Good grades are the result of hard work and intelligence. There is nothing wrong with being a smart student regardless of whether your father is a principal or not. Having your dad as your principal means you pay more attention and always work harder in class to be the perfect student! You’re on his radar both at home and school and this doesn’t mean he favours you or intimidates teachers to give you free marks. Weak students will always find excuses to justify their failure, so never let their negativity degrade your achievement. Negativity breeds dissatisfaction and such attitudes can be toxic and contagious.  You’re not responsible for their poor performance. They just wish they were like you so let them envy you as you constantly work to keep track of your career goals. Most of the time, validation and sympathy are enough to soothe any such chronic complainers without directly shutting them down. However, don’t boast but rather, surround yourself with friends who share your drive for success and who are
goal-oriented to support each other. While not everyone has the same goals, successful people share common traits, such as resilience and persistence. So form different school clubs to help you find other students who share your interests. Congratulate your classmates whenever they receive high grades so they’ll be less likely to feel jealous of you.

Be polite and friendly but learn to set boundaries when enough is enough. Ignoring completely negative students doesn’t mean you hate them, or that you wish them harm; it just means every time you deduct negativity from your life, you make room for more positivity. Your teachers too are professional and can fix this problem between you and these students, so approach them. Long lasting friendships tend to be ones that have support for each other, socially and academically.

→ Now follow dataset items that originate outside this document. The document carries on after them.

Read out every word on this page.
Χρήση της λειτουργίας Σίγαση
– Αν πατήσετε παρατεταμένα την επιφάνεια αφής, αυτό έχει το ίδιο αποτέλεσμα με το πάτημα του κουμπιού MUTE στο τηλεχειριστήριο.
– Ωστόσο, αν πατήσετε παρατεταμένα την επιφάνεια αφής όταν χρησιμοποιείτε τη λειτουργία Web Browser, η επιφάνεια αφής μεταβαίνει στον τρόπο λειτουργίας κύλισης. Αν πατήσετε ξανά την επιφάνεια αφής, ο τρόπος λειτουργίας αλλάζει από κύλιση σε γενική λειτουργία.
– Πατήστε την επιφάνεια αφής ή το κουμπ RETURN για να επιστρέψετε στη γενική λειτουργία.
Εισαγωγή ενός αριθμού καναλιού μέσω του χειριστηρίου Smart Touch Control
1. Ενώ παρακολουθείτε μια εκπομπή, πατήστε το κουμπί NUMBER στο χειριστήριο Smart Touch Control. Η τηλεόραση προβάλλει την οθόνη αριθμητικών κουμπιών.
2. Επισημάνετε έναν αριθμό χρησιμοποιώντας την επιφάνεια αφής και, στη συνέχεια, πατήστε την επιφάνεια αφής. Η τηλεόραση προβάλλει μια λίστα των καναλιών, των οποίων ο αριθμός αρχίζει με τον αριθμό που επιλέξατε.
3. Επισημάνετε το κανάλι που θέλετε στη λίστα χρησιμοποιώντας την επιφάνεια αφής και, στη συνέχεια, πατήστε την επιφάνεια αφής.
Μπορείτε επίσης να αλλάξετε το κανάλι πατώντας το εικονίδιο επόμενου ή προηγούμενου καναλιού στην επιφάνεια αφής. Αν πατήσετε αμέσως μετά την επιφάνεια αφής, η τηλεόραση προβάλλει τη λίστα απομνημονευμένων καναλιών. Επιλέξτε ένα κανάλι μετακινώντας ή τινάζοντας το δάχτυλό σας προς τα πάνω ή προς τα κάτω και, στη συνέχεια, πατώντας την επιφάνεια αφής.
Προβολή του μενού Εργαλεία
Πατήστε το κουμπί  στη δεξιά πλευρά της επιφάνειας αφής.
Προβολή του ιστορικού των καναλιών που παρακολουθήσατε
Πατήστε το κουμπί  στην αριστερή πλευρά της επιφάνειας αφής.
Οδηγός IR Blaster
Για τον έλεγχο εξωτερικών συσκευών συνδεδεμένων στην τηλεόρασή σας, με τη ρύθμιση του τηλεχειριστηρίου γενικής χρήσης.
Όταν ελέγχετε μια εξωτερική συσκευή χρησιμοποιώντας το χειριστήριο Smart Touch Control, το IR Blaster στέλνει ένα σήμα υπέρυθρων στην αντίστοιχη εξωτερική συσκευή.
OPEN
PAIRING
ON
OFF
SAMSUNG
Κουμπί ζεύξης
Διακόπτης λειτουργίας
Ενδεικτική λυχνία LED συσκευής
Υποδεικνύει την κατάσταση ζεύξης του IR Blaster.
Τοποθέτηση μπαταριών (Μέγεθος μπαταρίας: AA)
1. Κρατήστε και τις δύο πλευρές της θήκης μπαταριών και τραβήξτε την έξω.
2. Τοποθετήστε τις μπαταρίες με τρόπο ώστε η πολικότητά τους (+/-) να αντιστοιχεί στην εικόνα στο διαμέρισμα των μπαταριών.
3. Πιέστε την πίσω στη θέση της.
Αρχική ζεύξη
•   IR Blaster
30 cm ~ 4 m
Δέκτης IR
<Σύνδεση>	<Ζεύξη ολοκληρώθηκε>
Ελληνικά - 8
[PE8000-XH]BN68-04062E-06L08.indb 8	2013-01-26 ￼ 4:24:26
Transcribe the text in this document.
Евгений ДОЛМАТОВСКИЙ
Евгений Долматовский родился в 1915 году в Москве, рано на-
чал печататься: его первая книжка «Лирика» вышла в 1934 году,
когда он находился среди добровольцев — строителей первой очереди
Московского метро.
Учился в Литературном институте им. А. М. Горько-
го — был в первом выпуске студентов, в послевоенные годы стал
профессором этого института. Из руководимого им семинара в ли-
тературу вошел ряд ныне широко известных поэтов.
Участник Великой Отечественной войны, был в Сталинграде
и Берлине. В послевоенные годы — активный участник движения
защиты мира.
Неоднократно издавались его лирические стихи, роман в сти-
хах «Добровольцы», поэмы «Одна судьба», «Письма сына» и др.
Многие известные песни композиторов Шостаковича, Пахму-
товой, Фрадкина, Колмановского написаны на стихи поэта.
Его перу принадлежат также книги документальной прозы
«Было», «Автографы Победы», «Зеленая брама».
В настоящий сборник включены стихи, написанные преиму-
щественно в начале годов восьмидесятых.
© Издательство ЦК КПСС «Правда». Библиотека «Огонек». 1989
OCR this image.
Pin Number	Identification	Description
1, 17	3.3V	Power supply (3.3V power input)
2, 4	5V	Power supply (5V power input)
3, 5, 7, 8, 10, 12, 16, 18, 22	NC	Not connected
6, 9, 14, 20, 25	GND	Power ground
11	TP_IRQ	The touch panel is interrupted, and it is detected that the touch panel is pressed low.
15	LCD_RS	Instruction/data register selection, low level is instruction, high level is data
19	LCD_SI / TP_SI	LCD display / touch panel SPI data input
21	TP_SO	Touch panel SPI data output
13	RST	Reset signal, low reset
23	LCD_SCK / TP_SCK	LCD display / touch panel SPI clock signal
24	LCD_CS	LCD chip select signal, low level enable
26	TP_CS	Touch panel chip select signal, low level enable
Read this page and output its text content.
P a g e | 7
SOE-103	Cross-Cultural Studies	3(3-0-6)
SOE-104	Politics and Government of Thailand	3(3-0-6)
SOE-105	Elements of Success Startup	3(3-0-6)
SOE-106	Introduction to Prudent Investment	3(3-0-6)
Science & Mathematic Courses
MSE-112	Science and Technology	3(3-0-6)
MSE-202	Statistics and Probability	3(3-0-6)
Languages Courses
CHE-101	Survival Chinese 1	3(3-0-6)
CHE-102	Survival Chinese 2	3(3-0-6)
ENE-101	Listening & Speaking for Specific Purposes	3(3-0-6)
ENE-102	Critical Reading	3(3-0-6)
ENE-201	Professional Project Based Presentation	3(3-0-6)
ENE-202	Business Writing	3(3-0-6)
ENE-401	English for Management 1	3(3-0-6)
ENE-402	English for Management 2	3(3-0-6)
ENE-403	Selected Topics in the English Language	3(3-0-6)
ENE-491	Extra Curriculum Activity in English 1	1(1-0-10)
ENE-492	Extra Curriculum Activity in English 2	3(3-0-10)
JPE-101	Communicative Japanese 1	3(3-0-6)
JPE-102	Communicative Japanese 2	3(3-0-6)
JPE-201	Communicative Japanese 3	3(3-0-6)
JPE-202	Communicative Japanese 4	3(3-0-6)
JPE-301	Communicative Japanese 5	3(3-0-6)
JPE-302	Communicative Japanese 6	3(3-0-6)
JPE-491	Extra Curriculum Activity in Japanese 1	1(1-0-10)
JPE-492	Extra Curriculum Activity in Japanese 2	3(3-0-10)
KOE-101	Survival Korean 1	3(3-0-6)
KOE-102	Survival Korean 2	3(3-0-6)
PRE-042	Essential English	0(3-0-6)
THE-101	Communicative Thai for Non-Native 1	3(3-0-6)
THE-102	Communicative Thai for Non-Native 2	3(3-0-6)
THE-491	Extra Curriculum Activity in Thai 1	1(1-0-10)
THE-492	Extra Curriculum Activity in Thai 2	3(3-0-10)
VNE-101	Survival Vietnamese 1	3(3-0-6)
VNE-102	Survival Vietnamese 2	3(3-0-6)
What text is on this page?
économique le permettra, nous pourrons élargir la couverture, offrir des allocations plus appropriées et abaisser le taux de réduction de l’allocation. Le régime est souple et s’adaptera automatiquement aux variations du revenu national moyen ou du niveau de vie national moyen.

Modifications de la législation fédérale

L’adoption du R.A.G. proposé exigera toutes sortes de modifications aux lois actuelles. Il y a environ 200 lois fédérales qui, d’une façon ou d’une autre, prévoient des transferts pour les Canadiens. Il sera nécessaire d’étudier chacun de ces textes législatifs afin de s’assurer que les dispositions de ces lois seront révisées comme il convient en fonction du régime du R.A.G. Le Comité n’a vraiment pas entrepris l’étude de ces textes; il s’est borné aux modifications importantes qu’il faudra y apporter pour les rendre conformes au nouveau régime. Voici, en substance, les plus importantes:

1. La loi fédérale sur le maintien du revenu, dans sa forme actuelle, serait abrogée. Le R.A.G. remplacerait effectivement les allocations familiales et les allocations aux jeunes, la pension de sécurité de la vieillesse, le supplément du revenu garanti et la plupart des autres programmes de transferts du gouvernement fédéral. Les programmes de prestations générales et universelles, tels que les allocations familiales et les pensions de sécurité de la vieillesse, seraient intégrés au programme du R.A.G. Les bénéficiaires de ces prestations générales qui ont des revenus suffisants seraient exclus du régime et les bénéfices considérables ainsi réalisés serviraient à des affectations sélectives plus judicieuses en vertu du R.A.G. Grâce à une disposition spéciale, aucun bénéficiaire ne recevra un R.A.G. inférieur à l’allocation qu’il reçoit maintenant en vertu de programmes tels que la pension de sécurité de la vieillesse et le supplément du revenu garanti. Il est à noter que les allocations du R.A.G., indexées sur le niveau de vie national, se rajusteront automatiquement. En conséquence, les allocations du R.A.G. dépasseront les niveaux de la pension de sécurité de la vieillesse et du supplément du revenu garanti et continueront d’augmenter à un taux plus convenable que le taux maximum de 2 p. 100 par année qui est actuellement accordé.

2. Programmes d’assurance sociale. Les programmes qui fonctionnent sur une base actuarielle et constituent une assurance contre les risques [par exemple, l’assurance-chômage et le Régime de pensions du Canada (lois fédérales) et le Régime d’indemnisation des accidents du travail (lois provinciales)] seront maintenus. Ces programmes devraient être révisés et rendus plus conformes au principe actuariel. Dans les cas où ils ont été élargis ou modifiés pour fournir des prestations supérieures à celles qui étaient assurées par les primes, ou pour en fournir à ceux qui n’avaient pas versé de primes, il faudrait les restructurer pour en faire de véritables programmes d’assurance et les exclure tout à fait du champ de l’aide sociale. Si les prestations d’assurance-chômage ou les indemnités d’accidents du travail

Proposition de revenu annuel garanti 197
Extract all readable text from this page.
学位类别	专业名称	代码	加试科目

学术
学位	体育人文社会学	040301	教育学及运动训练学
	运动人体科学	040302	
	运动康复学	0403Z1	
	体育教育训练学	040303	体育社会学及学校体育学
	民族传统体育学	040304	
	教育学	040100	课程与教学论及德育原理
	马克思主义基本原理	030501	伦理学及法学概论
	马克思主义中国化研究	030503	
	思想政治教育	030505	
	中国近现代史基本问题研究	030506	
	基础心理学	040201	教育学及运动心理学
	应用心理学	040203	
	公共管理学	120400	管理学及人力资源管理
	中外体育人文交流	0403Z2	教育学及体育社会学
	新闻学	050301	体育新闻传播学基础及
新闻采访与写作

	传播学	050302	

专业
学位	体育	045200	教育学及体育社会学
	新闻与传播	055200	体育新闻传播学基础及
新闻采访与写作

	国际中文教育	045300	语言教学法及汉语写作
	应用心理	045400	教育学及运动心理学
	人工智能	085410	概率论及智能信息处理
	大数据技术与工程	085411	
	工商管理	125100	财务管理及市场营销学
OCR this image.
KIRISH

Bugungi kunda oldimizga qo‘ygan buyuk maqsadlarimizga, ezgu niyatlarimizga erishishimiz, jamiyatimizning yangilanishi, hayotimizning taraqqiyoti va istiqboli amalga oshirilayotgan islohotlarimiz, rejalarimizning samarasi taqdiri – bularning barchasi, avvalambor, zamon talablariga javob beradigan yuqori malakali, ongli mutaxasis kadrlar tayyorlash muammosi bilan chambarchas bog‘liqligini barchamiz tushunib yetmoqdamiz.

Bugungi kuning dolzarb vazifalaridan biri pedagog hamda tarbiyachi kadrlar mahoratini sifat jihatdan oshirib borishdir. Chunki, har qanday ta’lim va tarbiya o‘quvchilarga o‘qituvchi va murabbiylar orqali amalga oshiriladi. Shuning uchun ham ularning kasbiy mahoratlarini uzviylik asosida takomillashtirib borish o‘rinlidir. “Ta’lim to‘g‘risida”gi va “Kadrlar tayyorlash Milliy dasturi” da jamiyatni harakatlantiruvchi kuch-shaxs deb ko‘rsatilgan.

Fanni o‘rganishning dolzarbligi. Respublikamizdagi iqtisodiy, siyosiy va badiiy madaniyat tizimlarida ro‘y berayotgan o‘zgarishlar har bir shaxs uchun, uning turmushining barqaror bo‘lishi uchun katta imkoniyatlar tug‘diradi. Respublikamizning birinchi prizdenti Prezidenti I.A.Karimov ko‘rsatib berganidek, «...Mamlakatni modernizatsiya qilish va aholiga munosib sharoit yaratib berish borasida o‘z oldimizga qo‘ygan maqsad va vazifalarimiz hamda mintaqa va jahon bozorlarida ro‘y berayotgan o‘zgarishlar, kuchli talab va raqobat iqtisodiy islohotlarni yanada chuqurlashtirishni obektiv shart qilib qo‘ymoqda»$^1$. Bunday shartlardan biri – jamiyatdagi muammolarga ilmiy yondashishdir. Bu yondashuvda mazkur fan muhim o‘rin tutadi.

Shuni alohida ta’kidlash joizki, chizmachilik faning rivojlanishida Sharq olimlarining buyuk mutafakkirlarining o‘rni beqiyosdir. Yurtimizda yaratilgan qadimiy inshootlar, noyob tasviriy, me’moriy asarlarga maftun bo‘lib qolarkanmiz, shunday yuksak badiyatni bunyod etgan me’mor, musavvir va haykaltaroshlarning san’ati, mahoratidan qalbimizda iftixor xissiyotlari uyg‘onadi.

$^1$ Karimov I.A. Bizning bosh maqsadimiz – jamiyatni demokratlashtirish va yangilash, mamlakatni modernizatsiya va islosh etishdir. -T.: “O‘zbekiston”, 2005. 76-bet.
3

Essentially, the quality of interactions you make depends on how good a friend you are. Good friends are a precious lot and if you’re one, then you’ll blend easily. Not everyone is against you, unless you’ve set barriers that avert them from socialising freely with you. Therefore, don’t be afraid to strike up a conversation. Smiling will make you more approachable and will make more students feel comfortable in your presence. The number of friends you make depends on how far you are willing to stretch. The diversity will give you the needed exposure for when you finish college.